Bundan başka, aynı konuya Ruh-ul Beyan Tefsiri sahibi, tefsirin ikinci cildinde «Ela bizikrülâhi tatmeinnül kulub» ayet-i kerimesinin tefsirinde şöylece temas eylemiştir: "İbni Mesut (r.a.) Hazretleri'nin cehri zikri yasak ettiğine dair rivayet, o muhterem sahabeye karşı yapılmış bir iftira ve yalandır, böyle bir şey vaki olmamıştır. Buna vakti ile İstanbul'da Şeyh Sümbül Halvetî Hazretleri (Er-Risaletü-Tahkikiyye fi Tarîki's Sofiyye) adlı kitabında cevap verip, bu rivayetin yalan olduğunu ispat etmiştir.

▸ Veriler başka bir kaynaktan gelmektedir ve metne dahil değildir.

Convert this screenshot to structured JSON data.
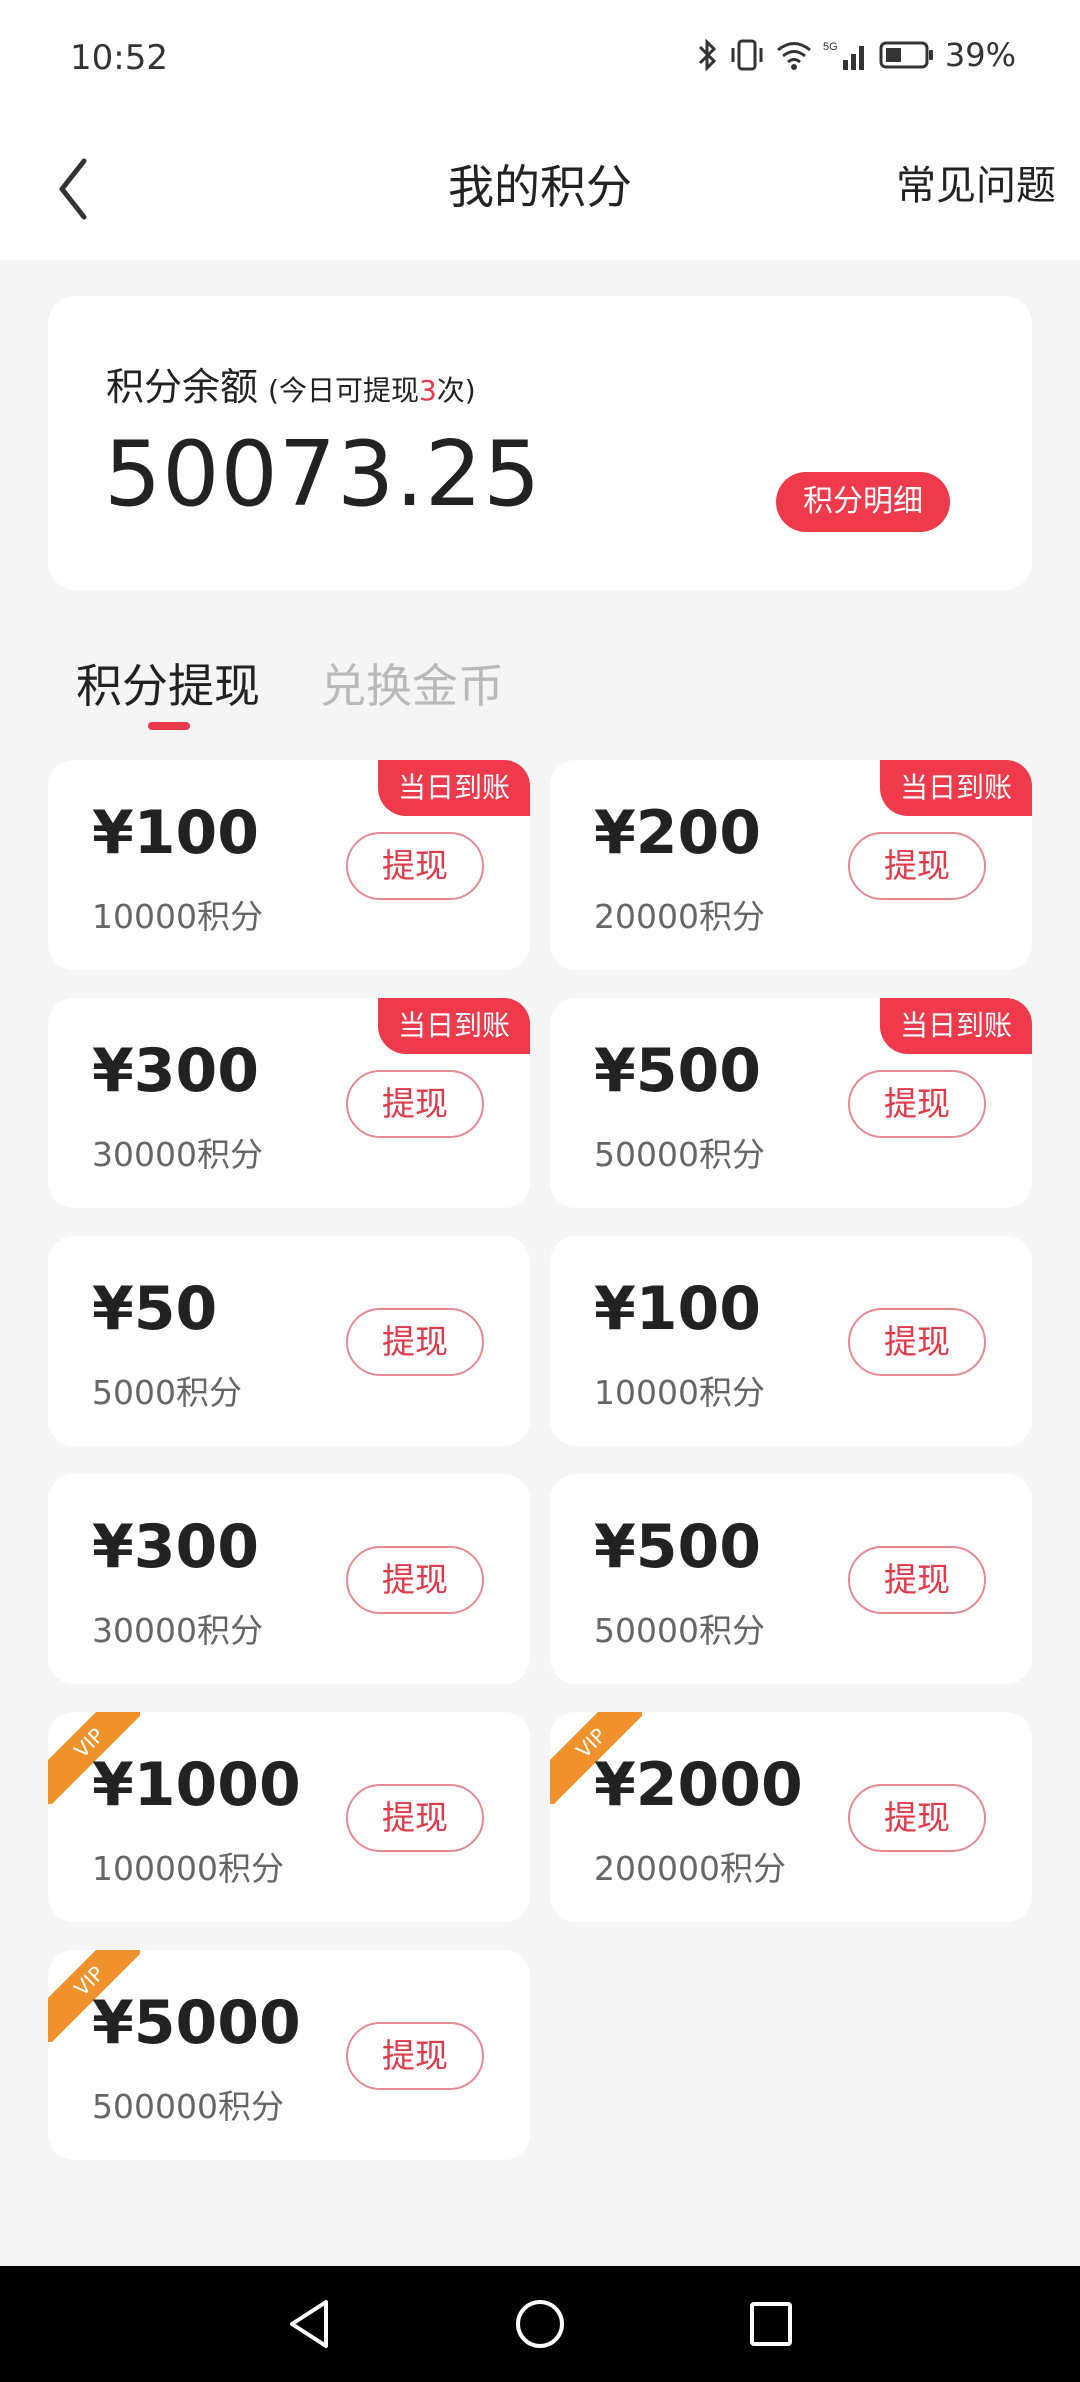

Çünkü ayet ve hadislerle emredilen cehri zikri yasaklamak; bu ayet-i kerimelere ve hadis-i şeriflere aykırı olur ki, İbn-i Mesut (r.a.) Hazretleri bu emirlere asla muhalefet etmez ve iddia edildiği gibi, yasaklamak; ayet ve hadislerden başka, melâikenin fiillerine de muhalif olur. Zira yukarıda geçen hadislerde bildirildiği gibi; bir kısım melekler zikir meclislerini araştırırlardı ve yine İbn-i Mesut (r.a.) Hazretleri yasaklamış olsaydı; ayet-i kerimedeki: 'Camilerde Allah'ın zikrine mani olanlardan daha zalim kim olabilir?' (Bakara: 114) Tekdir ve tevbih-i ilâhisine muhatap olup, zalimler meyanına girer ki; İbn-i Mesut (r.a.) gibi sahabelerin ekâbirinden olan bir zat-ı âlî kadri bundan tenzih ederiz. İddia edildiği gibi, cehri zikri yasak etmemiştir, bu bir iftiradır." denmektedir.

 

Yine yukarıda, 72 numaralı hadis-i şerifin açıklamasında bildirildiği gibi; Türklerin iftihar edeceği büyük âlim, muhaddis ve mürşit veli; Gümüşhaneli Ahmet Ziyaeddin Efendi Hazretleri de, Ramuz-ül Ehadis Şerhi'ndeki, (Cilt-1, S.439) hadis-i şerif münasebeti ile bu meseleye temas etmiş ve İbn-i Mesut (r.a.) Hazretleri'ne isnat olunan bu yasaklamanın sabit olmayıp, iftira ve yalan olduğunu sarahatle bildirmiştir. Esasen, hadis ilminde, ravisi meçhul olan hadisler, makbul ve muteber sayılmaz. Binaenaleyh böyle gerçekçi âlimlerin kitaplarına bakmadan okumadan yalan iddia ve iftiralara kıymet vermek hocalarımıza yakışmaz.